You can also ask it to connect to Airtable, Notion, or Google Sheets if you prefer those — each has integration options via API or MCP servers. Browse MCP server options on Vibestack to find connectors for your preferred tools.
Step 4: Add email notifications
You'll want to know when someone submits the form. Ask your AI to add a notification:
"When a form is submitted, send an email to hello@mycompany.com with the submitter's name, email, and a summary of their responses. Use Resend for email sending."
You can also set up autoresponders — automatic confirmation emails to the person who submitted the form:
"Send the submitter a confirmation email saying their inquiry was received and you'll respond within 2 business days. Use my brand name and keep the tone warm and professional."
Step 5: Style it to match your brand
One of the main reasons to build your own form tool is design control. Use this:
"Style the form to match these brand guidelines: primary colour #2D5BE3, white background, clean sans-serif typography, rounded input fields with a subtle border. The submit button should be the primary brand colour with white text."
You can also share a screenshot of your existing website or brand identity and ask the AI to match the style.
Deploying your form
Once your form looks and works the way you want, you need to make it live. The options:
Lovable hosting — Lovable can deploy your app directly from the interface. One click, it's live at a Lovable URL, and you can connect a custom domain.
Vercel — free hosting for web apps. Ask your AI to set up deployment to Vercel and it'll walk you through connecting your project.
Embed in your site — if you want the form on an existing website, ask the AI to package it as an iframe embed or a JavaScript snippet you can paste into your site.
Advanced features worth adding
Once your basic form works, here are things that will genuinely delight users:
Progress bar — for multi-step forms, show how far through they are. Significantly reduces drop-off.

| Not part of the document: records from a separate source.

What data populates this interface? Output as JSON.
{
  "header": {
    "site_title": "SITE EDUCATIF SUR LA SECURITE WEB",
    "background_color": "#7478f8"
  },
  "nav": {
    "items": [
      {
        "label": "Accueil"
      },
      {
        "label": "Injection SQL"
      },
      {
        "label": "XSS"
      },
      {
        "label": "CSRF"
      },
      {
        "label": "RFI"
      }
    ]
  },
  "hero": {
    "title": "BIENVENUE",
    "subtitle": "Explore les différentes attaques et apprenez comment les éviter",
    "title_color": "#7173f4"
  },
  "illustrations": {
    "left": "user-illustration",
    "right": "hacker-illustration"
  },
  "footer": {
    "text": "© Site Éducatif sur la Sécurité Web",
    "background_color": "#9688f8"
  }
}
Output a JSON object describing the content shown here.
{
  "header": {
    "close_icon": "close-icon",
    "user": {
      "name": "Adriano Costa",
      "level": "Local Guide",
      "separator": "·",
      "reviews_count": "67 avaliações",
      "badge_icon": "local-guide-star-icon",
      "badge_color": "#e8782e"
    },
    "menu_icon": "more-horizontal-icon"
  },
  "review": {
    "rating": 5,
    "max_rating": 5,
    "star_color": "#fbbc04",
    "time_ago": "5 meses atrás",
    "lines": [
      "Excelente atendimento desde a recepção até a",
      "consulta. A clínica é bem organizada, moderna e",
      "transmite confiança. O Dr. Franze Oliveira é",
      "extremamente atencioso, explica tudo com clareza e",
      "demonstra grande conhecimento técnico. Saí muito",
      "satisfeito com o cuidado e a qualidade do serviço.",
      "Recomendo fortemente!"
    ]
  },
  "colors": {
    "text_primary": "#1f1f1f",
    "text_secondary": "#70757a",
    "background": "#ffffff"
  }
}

Smart defaults — pre-fill fields based on URL parameters (e.g., if someone clicks from a specific campaign, pre-select the relevant service option).
Partial save — let users save their progress and come back later. Especially useful for longer application forms.
Admin dashboard — a password-protected view of all submissions with filtering and export. Ask for this once your form is working: "Build a simple admin page at /admin that requires a password and shows all form submissions in a table with a CSV export button."
The result
What you end up with is a form tool that's completely yours — your data, your design, your logic — running for a few dollars a month at most. That's a genuinely better outcome than any SaaS form tool for most use cases.
Explore the full suite of AI app builders at vibestack.in and find the right tool for your project. The directory covers everything from quick prototyping tools to production-grade app builders, all tested for non-coder usability.
FAQ
Can I build a form that accepts file uploads? Yes — Supabase has built-in storage for files. Ask your AI to add file upload support: "Allow users to upload a file up to 10MB. Accepted formats: PDF, Word, PNG, JPG. Store the file in Supabase storage and save the URL in the form submission record."
How do I handle spam submissions? Ask your AI to add a honeypot field (a hidden field that real users won't fill in, but bots will) and a rate limit. For heavier protection, you can add a CAPTCHA — just ask: "Add a Cloudflare Turnstile CAPTCHA to the form to prevent spam." Cloudflare Turnstile is free and non-annoying for real users.
Can my form connect directly to my CRM? Depends on your CRM. HubSpot, Salesforce, and most major CRMs have APIs. You can ask the AI to write an integration: "When a form is submitted, create a new contact in HubSpot with the submitted email, name, and company." You'll need an API key from your CRM — check the Vibestack MCP servers section for pre-built connectors that make this even simpler.